Sebagian besar gadis menyatakan cinta mereka dengan pipi merona. Mereka lebih menyukai wanita yang berani dan memanjakan diri, daripada wanita yang membangkitkan naluri protektif mereka. Mereka mengatakan bahwa itu menarik atau semacamnya.
"Tipe idealmu mungkin tidak akan pernah muncul. Apakah menurutmu ada wanita yang seberani dirimu?"
"Kalau begitu, aku akan melajang seumur hidupku."
"Pria gila itu..."
***
Jadi, setelah saya menyelesaikan wajib militer dan kembali bersekolah pada usia 23 tahun, saya bekerja paruh waktu di sebuah kafe dan menghasilkan sedikit uang. Saat saya sedang memesan, seorang wanita datang dan berkata bahwa saya tampan.
"Aku tampan, jadi pesan saja."
"Tolong berikan nomor teleponmu!"
Aku mendongak dan melihatnya dengan jelas. Dia cantik. Hanya cantik. Tapi apa yang harus kulakukan? Aku terobsesi dengan Son Ye-ji.

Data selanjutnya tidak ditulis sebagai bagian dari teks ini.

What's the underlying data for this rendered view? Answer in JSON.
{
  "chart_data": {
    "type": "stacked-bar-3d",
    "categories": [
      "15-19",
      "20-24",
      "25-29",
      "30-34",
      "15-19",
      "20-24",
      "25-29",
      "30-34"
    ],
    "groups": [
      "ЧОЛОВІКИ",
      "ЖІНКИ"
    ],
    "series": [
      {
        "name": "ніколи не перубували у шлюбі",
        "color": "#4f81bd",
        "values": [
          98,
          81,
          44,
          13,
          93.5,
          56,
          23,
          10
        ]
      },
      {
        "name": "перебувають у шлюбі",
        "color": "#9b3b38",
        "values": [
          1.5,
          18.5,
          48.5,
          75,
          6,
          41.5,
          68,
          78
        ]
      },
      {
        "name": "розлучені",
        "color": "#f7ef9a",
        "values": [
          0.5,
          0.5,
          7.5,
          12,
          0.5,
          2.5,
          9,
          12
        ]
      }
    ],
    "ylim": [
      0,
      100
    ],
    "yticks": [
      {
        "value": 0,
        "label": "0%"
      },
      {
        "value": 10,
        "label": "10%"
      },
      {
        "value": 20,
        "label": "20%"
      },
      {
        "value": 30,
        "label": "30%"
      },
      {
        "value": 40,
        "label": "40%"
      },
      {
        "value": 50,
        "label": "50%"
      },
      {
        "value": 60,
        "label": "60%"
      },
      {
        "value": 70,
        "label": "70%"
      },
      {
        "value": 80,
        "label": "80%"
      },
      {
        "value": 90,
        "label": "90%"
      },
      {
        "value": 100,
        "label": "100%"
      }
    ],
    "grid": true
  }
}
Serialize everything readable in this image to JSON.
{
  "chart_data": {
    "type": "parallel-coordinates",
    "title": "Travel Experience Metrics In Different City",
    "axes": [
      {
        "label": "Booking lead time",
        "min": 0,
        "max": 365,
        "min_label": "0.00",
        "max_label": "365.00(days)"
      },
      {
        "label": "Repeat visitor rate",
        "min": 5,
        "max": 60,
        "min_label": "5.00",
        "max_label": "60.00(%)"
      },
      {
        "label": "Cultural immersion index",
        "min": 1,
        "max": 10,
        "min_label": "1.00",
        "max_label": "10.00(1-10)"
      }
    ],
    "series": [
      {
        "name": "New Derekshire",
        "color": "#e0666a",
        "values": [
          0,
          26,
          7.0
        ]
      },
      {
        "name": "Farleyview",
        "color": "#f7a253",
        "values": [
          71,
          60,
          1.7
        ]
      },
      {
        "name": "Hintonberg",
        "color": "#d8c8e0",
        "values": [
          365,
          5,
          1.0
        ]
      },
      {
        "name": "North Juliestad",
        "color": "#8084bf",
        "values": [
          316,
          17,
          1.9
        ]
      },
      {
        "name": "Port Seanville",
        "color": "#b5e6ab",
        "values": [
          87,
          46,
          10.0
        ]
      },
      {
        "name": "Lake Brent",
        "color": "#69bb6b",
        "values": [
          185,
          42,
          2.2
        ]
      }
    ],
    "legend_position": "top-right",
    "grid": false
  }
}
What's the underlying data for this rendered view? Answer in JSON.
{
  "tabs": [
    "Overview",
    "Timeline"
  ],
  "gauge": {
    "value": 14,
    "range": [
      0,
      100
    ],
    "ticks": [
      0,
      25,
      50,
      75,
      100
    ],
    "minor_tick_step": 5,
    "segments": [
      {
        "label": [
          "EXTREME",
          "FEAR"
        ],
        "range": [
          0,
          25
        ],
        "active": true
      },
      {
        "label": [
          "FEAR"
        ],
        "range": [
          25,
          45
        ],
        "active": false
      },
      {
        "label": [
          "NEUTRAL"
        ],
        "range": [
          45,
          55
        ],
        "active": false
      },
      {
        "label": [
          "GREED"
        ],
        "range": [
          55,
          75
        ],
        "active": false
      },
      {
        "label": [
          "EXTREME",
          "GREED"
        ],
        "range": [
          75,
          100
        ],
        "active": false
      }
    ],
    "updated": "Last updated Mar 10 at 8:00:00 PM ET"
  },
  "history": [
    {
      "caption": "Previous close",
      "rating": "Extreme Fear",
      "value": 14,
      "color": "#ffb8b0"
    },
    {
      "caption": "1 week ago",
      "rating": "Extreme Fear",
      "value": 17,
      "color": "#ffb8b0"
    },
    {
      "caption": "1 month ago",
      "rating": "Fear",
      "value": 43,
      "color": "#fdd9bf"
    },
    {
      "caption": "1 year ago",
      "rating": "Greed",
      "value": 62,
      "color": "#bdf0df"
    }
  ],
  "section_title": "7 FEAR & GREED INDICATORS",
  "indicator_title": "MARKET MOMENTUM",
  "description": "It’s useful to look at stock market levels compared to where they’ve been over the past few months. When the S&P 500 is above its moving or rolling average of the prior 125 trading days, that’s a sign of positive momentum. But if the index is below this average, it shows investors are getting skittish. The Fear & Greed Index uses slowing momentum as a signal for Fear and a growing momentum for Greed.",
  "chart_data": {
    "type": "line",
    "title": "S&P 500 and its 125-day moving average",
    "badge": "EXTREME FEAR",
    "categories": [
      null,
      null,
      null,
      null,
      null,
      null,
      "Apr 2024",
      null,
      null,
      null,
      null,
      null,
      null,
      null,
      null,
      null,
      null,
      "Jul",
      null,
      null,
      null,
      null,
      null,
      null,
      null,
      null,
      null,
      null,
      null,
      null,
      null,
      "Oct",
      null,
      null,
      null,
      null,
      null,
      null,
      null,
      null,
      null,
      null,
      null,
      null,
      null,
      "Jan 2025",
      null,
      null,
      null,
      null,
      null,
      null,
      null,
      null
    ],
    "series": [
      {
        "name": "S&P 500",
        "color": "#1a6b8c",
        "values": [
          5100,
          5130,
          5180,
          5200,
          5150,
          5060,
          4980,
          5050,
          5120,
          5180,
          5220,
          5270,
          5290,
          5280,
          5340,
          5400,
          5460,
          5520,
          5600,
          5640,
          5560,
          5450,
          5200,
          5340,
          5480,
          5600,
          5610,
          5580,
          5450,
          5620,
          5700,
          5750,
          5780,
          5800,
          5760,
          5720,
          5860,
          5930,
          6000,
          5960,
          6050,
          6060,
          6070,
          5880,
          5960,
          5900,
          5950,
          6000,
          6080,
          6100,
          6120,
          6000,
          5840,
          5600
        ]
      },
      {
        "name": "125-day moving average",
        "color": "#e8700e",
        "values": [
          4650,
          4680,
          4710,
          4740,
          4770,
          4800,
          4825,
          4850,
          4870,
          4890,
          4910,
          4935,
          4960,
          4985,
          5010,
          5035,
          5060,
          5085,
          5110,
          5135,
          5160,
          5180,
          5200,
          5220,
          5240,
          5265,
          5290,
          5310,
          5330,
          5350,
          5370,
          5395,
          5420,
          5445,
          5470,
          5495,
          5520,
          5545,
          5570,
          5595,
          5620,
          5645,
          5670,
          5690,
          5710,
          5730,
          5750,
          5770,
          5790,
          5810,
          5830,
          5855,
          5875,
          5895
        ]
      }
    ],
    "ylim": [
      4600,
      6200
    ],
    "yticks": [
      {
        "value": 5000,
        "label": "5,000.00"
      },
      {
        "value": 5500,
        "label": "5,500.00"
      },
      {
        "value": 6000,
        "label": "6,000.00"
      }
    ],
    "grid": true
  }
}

Jadi aku melewatinya tanpa memberikan nomor teleponku padanya. Kurasa memang benar aku telah bertemu tipe idealku. Tapi aku tidak merasakan ketertarikan apa pun.
Dan pada hari Son Ye-ji akhirnya jatuh cinta padaku, wanita ini pandai berciuman. Aku memeluknya dan menciumnya. Aku bertanya-tanya apakah aku masih waras.
Tapi wanita ini terus menyukaiku dan menggodaku. Dia mengirimiku pesan, ingin pergi ke kantin bersamaku, ingin nongkrong di kantin bersamaku. Dan aku jatuh cinta padanya. Aku ingin memeluknya, menciumnya, memberinya semua pengalaman pertamaku.
Dia tersipu mendengar pengakuanku dan menciumku bahkan sebelum aku sempat mendengar persetujuannya sepenuhnya. Dia seperti personifikasi susu stroberi, dengan stroberi yang berair dan penampilan yang lembut namun berani. Dia benar-benar menawan.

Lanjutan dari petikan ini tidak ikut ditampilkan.